Why do dementia patients fidget and fix things in the middle of the night?

A fellow caregiver asked...

"WHY," Especially in "Middle of the Night," do many Dementia patients "Fidget and Fix" Things? (i.e. 'fidgeting especially with sheets, blankets, materials, etc....)?? They do this for long periods and I would like to know WHY so that I can better understand. Awaiting your response and.. "T.Y."

Expert Answer

Brenda Avadian, brings knowledge, hope, and joy to family caregivers for loved ones with Alzheimer's and dementia. She cared for her father with Alzheimer's and helps families one-on-one and in groups. She is the author of eight books, including the pioneering memoir "Where's my shoes?" My Father's Walk through Alzheimer's and the Finding the JOY in Alzheimer's series. She presents vivid, compelling, and funny keynotes to both professional and family caregiving audiences.

People with moderate dementia need to feel useful and purposeful like we do; so, you may observe them fidgeting and fixing things. Other times, they will pace and try to go "home."

Typically, the reasons they "fidget and fix things" or pace and wander is because they need a purpose or feel lost.

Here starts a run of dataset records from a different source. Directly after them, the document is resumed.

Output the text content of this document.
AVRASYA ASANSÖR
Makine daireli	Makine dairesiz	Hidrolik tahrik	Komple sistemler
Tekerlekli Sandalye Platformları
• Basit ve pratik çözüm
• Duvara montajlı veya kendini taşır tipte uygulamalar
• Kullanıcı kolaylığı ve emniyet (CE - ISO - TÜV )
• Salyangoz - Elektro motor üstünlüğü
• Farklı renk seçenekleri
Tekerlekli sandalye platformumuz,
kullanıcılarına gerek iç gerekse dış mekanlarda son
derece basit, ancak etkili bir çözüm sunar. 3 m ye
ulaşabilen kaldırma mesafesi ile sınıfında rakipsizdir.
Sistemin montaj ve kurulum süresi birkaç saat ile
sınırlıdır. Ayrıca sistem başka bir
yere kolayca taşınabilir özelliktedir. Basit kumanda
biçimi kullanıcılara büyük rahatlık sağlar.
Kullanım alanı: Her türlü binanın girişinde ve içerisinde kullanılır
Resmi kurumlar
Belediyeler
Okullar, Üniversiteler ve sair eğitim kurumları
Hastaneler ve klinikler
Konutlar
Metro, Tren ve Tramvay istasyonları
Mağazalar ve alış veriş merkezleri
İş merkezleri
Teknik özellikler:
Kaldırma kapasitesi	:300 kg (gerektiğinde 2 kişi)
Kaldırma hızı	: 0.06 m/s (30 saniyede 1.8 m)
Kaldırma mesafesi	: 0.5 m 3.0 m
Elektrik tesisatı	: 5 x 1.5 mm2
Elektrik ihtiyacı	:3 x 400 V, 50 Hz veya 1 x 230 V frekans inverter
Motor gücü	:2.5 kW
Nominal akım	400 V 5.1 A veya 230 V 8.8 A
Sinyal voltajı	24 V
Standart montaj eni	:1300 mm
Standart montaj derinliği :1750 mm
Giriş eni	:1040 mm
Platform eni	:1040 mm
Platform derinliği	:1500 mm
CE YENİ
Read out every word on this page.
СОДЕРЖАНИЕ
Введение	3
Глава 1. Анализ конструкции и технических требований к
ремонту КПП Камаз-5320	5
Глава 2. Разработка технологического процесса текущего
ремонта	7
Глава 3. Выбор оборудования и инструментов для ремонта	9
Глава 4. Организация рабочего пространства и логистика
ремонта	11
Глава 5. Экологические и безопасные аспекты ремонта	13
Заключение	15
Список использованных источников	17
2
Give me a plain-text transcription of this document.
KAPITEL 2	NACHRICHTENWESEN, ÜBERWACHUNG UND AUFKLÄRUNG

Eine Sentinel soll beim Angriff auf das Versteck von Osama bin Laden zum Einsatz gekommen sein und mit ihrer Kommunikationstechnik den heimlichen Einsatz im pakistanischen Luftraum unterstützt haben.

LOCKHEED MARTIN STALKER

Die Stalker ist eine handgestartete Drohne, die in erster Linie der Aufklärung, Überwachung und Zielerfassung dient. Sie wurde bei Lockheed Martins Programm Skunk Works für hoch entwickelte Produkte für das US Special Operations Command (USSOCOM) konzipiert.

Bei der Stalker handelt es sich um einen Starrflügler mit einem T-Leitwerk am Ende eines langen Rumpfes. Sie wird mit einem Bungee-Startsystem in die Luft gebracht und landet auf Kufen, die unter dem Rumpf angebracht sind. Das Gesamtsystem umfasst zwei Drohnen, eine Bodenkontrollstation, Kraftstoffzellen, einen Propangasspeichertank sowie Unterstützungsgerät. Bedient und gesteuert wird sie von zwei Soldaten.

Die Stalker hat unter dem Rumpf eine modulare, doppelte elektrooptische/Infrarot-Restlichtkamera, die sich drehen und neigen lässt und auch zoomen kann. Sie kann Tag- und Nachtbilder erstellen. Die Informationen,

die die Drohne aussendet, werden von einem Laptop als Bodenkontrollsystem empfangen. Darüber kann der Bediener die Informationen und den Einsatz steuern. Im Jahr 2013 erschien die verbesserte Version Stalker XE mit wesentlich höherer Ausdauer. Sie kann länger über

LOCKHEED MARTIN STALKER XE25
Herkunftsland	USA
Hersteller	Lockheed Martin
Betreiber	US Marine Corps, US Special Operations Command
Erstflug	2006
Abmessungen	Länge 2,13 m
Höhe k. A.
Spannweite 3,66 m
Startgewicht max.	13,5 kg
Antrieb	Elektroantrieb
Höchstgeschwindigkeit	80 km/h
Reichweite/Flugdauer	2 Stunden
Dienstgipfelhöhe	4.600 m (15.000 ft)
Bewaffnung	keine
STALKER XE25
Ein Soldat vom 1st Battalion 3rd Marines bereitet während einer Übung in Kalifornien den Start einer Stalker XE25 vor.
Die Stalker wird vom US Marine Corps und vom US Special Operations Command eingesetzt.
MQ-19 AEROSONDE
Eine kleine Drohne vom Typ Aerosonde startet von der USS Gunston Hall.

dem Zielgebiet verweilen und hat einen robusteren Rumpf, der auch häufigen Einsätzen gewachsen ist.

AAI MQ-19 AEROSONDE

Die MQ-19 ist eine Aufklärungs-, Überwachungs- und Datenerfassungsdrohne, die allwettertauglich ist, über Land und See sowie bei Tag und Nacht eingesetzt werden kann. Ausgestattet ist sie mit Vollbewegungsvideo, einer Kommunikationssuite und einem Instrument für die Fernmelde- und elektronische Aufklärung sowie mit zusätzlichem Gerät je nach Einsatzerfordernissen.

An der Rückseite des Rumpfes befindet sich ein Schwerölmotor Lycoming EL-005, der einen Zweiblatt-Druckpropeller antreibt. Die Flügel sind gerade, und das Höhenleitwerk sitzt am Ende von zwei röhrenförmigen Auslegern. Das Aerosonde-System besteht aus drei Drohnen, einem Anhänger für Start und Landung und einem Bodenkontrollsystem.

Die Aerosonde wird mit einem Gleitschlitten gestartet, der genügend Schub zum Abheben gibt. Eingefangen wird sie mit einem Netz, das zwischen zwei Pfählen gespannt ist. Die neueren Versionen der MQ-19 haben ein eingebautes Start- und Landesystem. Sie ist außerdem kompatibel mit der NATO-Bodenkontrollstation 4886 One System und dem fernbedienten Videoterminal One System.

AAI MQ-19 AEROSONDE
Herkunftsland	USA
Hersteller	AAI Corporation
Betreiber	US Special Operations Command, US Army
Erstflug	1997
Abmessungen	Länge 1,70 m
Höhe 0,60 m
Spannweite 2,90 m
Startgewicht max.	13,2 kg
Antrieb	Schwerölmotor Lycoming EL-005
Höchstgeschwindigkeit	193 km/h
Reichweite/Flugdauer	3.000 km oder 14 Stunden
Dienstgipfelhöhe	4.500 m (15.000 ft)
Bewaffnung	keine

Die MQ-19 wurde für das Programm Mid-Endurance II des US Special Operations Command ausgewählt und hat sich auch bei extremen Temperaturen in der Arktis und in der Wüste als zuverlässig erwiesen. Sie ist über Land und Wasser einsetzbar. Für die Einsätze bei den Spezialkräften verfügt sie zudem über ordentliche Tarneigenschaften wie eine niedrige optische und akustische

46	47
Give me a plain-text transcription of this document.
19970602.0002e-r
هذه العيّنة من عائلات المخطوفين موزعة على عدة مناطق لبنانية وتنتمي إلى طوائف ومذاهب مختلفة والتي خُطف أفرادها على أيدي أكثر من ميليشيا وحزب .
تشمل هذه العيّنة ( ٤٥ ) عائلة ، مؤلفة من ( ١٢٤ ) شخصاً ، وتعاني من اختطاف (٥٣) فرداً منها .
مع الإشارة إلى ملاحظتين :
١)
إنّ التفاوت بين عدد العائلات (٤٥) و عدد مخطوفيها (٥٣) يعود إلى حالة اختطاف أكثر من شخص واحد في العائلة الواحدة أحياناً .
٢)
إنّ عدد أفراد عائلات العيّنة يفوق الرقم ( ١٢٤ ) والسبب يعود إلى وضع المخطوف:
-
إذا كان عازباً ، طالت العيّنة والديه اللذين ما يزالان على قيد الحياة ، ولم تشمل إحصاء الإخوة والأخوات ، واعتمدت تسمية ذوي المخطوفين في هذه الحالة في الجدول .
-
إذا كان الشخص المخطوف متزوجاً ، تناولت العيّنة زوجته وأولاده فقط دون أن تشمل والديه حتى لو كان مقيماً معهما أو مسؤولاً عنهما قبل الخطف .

This is why we recommend activities during the day to keep them involved and to tire them, so they experience less Sundowner's (agitation in the late afternoon). With activities during the day, they'll likely sleep better at night.

Safe activities include drying dishes, folding laundry, or sorting coins, to help them feel they're making a contribution. One former caregiver and friend diagnosed with dementia after her husband's passing was a "literary genius" in today's world. Raised with the old tradition of memorizing poems (which she could still recite) and with strict rules of grammar and punctuation, she could still read. I'd eMail articles to her, which her caregiver would print. I would call her the following day and she would give me her edits via telephone. She felt so happy that she could help, she even thought about tutoring college students. Others can still sing or play a musical instrument. Imagine live entertainment. What a delight!

Since it's a challenge for one family caregiver to occupy a loved one all day and everyday, adult day care services provide a good respite where the loved one can go and be active with others for a change of pace. If there's resistance, the staff is able to work with the family to role play a "work setting," being on a "cruise," at "church," "volunteering," or any other setting.

We all need to feel useful and appreciated in this world. Cognitively impaired people with dementia are just like us--let's give them a purpose by helping them feel useful.